Le ministre de l’Éducation nationale a rencontré, en fin de semaine dernière, les membres de la Fédération nationale des associations des parents d’élèves et d’étudiants du Gabon (Fenapeg). Objectif : informer des avancées des travaux initiés et des décisions prises pour sortir le système éducatif de sa léthargie.

Un moment de la réunion au ministère de l’Education nationale. © Gabonreview
Un moment de la réunion au ministère de l’Education nationale. © Gabonreview

 

Soucieuse de ramener la sérénité au sein du secteur éducatif englué dans des grèves à répétition, la ministre de l’Éducation nationale a ouvert, le 26 décembre courant, les portes de son administration aux membres de la Fédération nationale des associations des parents d’élèves et d’étudiants du Gabon (Fenapeg) et à ceux du Cercle citoyen pour l’éducation. Avec ses hôtes, elle a devisé, à bâtons rompus, du devenir de «l’école gabonaise».

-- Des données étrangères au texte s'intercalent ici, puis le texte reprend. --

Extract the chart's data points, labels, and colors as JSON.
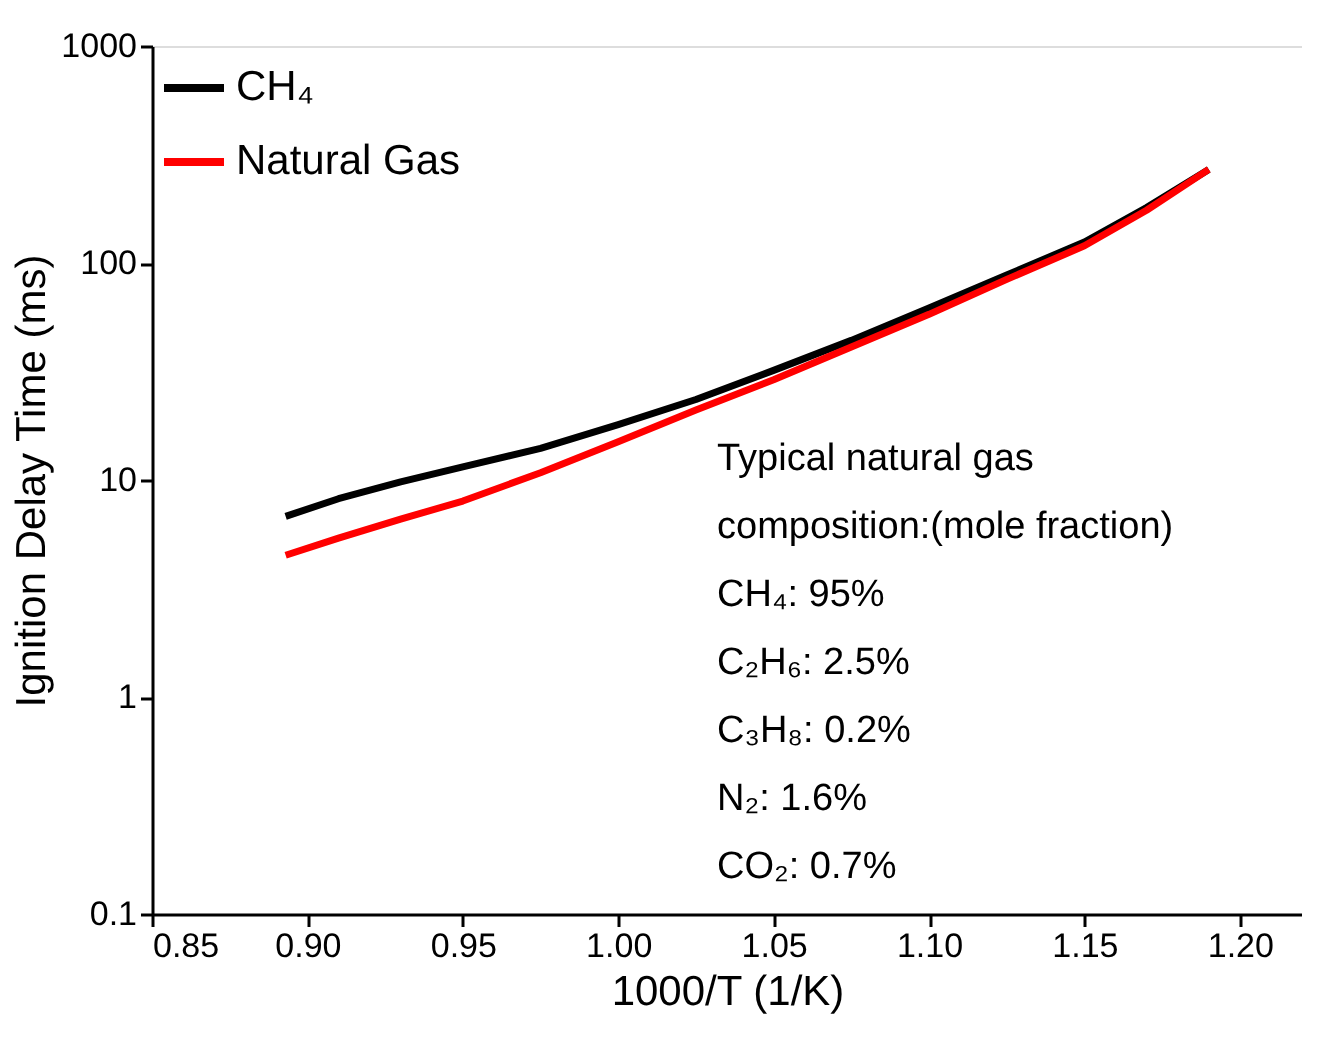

Selon Ida Assonouet Reteno Ndiaye, la crise actuelle trouve ses origines dans une sorte de faillite morale. «Il s’agit d’une crise de responsabilité, de conscience, de conviction aussi bien chez les enseignants que chez les parents d’élèves. Quel que soit l’argent qui pourra être mis à disposition, ce n’est ni le Premier ministre encore moins le président de la République qui pourra redresser les choses. C’est à chacun selon sa conscience, à chacun selon sa conviction de prendre ses responsabilités, d’être soucieux de l’avenir de nos enfants», a-t-elle glissé. En conséquence, elle a recueilli les avis des partenaires dont l’implication relève d’une stratégie inclusive visant à impliquer toutes les forces vives dans la recherche de solutions pour endiguer les maux qui minent ce secteur. Pour elle, la complexité de la situation et les difficultés rencontrées par le système éducatif nécessitent de travailler sans répit. «L’éducation nationale est un investissement de base et à long terme. Le renforcement des capacités, les infrastructures inhérentes n’ont pas de prix. Il s’agit de l’âme d’une nation, du devenir d’une nation», a-t-elle indiqué.

Les discussions engagées pendant plus de cinq heures d’horloge ont essentiellement porté sur le réaménagement du calendrier scolaire suite aux troubles enregistrés au premier trimestre, la présentation de la nouvelle formule des examens et concours, la réhabilitation et la sécurisation des établissements scolaires, la question du déficit des tables et bancs, l’évolution du cahier de charge des syndicalistes et les stratégies à adopter pour ramener le calme dans le milieu éducatif avec le retour des enseignants dans les salles de classe. «Nous allons maintenir le rythme des rencontres pour pouvoir ensemble résoudre les problèmes de l’éducation nationale. D’ores et déjà, je me réjouis de ce que nous soyons au même diapason de l’information», a-t-elle souligné.

Le président de la Fenapeg, René Mezui Menie a salué l’initiative. «Nous pensons que nous pouvons travailler en bonne intelligence avec elle», a-t-il lancé.